Maybe for the 1985 Chicago Bears. But apparently not as much in the NBA.
"It's what I admire about the Celtics," said Hornets coach Byron Scott. "That talk on defense. They communicate. They are committed to playing defense, everyone in the organization. Until we do that, we're not going to be consistent. When you play like they do, you're not going to be up and down. You're going to be in every game."
Why doesn't every NBA team do it? Why doesn't every NBA coach demand it?
Well, every NBA team doesn't have Garnett, who needs zero influence from coaches or teammates when it comes to sweat, which is really what defense is.
"I'm a big advocate of the Boston Celtics," said Hornets superstar guard Chris Paul, probably one of the top five players in the league. "I watch them play whenever I can. It all starts with Kevin Garnett. Man, I could talk about Kevin Garnett all night. He has so much passion and desire."

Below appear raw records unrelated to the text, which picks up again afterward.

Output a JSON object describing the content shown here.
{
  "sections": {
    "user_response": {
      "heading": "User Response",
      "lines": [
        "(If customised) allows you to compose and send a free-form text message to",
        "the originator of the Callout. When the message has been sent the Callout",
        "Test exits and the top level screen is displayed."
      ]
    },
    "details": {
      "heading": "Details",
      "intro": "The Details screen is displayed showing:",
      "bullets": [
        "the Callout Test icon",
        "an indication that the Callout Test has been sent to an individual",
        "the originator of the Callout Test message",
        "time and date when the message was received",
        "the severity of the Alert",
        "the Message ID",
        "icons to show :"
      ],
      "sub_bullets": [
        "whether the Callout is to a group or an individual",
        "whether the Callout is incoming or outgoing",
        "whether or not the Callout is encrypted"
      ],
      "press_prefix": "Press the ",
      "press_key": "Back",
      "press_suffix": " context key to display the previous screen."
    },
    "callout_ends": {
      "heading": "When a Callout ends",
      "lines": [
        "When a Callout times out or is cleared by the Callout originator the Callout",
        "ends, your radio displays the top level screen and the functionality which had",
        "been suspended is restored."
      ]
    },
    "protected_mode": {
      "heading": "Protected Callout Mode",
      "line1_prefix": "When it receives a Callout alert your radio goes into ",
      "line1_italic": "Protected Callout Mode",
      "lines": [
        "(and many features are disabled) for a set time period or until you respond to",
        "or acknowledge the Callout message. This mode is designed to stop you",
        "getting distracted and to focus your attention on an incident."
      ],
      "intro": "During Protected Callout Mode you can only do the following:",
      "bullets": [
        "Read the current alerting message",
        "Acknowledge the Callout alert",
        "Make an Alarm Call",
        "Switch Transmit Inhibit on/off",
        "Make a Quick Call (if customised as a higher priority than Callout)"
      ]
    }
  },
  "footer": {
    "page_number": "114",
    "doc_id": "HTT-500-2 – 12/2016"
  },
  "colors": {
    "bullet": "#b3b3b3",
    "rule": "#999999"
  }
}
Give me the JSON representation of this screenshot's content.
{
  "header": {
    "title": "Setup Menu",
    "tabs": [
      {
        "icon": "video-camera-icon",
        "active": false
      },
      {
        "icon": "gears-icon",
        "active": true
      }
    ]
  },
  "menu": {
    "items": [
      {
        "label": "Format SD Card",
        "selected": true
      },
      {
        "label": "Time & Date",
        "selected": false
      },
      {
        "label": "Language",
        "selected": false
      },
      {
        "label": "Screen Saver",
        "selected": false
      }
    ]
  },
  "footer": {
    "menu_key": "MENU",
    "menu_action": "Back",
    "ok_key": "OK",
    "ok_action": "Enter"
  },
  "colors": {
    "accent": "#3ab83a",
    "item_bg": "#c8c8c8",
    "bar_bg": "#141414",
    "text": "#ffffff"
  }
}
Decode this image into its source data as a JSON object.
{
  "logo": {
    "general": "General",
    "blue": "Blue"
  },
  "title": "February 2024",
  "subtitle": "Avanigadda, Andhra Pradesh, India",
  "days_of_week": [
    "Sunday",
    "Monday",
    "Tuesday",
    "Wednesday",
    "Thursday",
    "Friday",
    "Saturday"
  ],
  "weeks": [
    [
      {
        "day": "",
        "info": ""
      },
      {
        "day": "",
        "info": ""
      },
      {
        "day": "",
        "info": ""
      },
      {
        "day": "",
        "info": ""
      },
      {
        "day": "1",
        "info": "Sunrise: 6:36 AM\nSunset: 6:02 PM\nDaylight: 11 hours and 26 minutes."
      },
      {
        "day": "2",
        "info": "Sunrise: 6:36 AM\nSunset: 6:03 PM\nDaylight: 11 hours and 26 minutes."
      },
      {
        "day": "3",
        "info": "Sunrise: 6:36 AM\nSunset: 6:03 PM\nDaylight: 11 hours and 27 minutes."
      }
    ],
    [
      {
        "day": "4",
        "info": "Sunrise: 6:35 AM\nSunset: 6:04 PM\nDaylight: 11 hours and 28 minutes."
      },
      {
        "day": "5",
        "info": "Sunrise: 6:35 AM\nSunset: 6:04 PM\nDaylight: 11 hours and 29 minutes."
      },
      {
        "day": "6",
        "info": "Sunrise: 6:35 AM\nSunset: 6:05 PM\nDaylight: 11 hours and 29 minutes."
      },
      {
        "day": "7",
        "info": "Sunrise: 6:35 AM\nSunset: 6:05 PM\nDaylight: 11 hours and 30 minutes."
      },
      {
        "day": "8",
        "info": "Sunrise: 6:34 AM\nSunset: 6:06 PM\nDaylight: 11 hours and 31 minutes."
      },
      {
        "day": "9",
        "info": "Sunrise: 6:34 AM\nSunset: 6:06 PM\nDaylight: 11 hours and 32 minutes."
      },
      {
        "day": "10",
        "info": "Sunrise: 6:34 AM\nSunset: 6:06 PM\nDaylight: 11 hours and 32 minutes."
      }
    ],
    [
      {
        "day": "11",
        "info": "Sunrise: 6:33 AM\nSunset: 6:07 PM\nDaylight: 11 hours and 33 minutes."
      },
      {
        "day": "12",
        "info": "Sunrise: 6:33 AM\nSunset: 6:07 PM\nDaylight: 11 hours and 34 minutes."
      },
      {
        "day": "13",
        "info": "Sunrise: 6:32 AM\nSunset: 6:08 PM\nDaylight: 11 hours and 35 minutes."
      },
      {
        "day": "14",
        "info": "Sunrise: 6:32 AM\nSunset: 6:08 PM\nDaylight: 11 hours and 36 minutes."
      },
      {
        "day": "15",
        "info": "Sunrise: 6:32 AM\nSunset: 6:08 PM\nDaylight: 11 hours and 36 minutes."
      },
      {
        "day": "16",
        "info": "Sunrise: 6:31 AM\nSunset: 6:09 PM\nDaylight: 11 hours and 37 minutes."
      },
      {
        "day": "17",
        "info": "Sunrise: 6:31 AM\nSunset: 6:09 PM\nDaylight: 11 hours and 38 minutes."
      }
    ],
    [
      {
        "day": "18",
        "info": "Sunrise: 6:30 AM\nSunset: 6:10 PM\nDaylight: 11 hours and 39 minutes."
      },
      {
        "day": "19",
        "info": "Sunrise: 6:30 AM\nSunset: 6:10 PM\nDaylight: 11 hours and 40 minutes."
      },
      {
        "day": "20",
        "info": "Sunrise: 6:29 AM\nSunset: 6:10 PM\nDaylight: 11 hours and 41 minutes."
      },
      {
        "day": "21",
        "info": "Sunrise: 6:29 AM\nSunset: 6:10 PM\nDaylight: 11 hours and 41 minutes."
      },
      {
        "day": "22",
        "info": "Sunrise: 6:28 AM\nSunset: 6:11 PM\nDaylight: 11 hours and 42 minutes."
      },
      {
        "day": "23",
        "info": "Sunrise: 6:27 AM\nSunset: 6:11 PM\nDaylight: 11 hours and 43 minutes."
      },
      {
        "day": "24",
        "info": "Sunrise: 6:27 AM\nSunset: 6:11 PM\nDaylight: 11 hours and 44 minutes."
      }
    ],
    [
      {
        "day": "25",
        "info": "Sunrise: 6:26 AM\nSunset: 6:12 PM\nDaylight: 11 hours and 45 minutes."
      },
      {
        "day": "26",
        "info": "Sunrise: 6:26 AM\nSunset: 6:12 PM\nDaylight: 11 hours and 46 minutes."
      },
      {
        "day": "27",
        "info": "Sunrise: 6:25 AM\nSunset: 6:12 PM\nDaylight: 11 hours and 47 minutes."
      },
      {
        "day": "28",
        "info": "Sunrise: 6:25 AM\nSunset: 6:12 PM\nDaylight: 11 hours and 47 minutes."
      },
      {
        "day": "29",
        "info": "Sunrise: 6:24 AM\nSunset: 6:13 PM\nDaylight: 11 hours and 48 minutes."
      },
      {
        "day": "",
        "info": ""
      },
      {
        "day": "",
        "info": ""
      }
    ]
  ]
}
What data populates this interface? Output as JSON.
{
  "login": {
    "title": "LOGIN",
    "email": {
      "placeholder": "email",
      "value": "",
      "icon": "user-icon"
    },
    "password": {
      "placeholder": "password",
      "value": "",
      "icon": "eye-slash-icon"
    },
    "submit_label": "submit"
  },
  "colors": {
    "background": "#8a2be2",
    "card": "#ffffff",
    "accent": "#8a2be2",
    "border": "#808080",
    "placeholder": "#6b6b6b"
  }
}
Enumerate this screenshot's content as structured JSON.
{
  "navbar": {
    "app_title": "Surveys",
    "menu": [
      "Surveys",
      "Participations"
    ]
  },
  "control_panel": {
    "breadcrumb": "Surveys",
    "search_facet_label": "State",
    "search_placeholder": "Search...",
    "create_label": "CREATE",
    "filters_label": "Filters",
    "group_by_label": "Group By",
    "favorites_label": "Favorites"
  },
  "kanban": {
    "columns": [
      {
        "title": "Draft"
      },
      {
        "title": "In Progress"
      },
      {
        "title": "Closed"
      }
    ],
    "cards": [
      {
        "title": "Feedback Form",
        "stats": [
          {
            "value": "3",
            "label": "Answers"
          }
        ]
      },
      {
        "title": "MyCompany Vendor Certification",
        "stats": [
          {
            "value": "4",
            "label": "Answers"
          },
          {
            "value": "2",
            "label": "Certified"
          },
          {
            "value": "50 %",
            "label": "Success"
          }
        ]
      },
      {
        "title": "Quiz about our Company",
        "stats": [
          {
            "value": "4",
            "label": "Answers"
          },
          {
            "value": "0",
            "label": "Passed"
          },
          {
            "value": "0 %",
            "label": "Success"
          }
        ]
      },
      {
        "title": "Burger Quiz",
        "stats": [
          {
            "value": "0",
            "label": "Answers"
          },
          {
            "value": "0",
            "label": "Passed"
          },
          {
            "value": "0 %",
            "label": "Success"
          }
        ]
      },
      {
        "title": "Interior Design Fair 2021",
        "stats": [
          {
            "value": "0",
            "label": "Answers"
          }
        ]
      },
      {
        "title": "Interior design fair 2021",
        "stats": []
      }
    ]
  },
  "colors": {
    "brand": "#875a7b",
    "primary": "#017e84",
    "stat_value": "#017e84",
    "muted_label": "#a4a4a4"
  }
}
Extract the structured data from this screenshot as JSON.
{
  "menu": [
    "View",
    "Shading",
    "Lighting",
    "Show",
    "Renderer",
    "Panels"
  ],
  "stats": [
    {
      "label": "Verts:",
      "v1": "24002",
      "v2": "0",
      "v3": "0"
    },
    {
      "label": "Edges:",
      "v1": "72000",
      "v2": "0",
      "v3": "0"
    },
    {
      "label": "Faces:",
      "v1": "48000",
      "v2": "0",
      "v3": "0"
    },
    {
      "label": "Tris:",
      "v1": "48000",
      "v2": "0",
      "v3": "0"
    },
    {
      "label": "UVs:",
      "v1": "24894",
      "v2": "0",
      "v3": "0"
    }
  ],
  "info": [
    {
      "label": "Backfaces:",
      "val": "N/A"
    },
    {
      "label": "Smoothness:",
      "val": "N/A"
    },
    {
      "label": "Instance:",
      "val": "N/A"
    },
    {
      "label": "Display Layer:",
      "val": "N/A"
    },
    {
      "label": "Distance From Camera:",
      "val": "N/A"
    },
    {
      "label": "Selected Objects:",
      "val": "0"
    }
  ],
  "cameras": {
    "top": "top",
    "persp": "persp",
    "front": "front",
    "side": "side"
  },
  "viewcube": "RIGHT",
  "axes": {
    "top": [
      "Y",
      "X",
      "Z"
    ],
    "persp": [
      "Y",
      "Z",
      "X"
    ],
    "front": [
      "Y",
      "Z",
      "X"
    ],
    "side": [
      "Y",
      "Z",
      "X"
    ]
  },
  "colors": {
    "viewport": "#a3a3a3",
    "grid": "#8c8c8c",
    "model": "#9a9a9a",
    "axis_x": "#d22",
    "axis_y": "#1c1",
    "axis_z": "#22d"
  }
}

Remarkably, the Hornets made 13 of 28 3-pointers last night, which on most nights would probably mean a 100-plus points.
But not at the TD Garden on this night.
The Hornets made only 21 of 53 shots from close range, which is where defenses earn their keep.
"I've seen them on tape. I've played with a lot of those guys," said Hornets forward James Posey. "I know what defense means over there. It's a mentality. They've got everybody on the same page, even the new guys like Rasheed (Wallace) and Marquis (Daniels). We need to get there."
Everybody should get there. But apparently very few do.